The Government of Canada is stepping in to assist Ridley Terminals with a projected cash shortfall in the form of an Order in Council from the office of the Governor General.

The June 23 Order in Council authorizes the Minister of Transport “to enter into a contribution agreement on behalf of Her Majesty in right of Canada, with Ridley Terminals Inc. to provide financial assistance to Ridley Terminals Inc. for a total amount not to exceed $8,000,000 to cover its cash deficits for the period commencing on July 1, 2009 and terminating on March 31, 2010”.

“Without government intervention Ridley Terminals Inc. would have been unable to continue providing terminal services to Canadian shippers who export bulk commodities to international markets,” said Chris Hilton with the office of the Minister of State for Transport, noting that the company was projected to be in deficit as of March 1.
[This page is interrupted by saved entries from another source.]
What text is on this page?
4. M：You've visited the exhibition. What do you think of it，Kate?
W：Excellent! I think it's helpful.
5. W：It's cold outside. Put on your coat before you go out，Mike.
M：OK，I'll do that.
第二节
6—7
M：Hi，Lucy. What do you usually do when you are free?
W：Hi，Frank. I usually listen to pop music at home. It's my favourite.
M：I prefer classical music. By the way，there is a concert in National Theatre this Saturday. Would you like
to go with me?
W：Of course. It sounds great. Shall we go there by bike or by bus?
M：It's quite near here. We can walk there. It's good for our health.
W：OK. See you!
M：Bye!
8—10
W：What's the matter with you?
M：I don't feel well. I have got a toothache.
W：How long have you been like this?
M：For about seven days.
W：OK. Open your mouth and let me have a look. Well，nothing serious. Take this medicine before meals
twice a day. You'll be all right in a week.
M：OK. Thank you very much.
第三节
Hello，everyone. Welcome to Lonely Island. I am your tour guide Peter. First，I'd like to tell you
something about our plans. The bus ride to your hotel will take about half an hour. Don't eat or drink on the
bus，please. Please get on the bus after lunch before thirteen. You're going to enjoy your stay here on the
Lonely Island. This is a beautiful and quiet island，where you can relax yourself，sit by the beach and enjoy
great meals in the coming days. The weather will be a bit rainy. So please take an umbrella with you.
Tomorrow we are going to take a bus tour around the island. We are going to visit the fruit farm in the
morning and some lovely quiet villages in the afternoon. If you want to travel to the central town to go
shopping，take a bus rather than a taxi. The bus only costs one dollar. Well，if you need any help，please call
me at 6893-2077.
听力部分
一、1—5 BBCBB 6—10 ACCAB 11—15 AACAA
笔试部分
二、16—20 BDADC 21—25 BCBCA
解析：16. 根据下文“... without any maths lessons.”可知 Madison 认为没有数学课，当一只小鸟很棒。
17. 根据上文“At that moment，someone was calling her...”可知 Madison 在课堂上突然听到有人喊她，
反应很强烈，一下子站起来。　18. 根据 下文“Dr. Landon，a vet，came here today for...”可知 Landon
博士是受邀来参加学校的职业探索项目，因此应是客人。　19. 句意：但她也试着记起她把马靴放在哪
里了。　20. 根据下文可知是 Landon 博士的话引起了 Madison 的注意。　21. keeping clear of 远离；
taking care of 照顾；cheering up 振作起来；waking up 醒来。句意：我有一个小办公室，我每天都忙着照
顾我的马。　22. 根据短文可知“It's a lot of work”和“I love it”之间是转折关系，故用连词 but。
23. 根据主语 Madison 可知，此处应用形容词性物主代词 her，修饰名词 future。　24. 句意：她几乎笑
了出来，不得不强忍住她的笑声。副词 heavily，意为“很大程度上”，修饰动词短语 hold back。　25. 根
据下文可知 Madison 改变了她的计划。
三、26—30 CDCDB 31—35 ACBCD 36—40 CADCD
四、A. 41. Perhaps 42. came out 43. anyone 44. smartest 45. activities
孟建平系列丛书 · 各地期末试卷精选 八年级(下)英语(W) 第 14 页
“The government is committed to the long-term operation of Ridley Terminal Inc. in a way that supports industry and trade objectives of Canada… All future decisions regarding Ridley Terminals Inc. will be made in the best interests of Canadians.”

The Order in Council related to the $8 million contribution agreement came just three days before an Order in Council authorizing the termination of Dan Veniez as board chair for the company. That order in council included a point that “fixes his termination pay as set out in the...schedule”.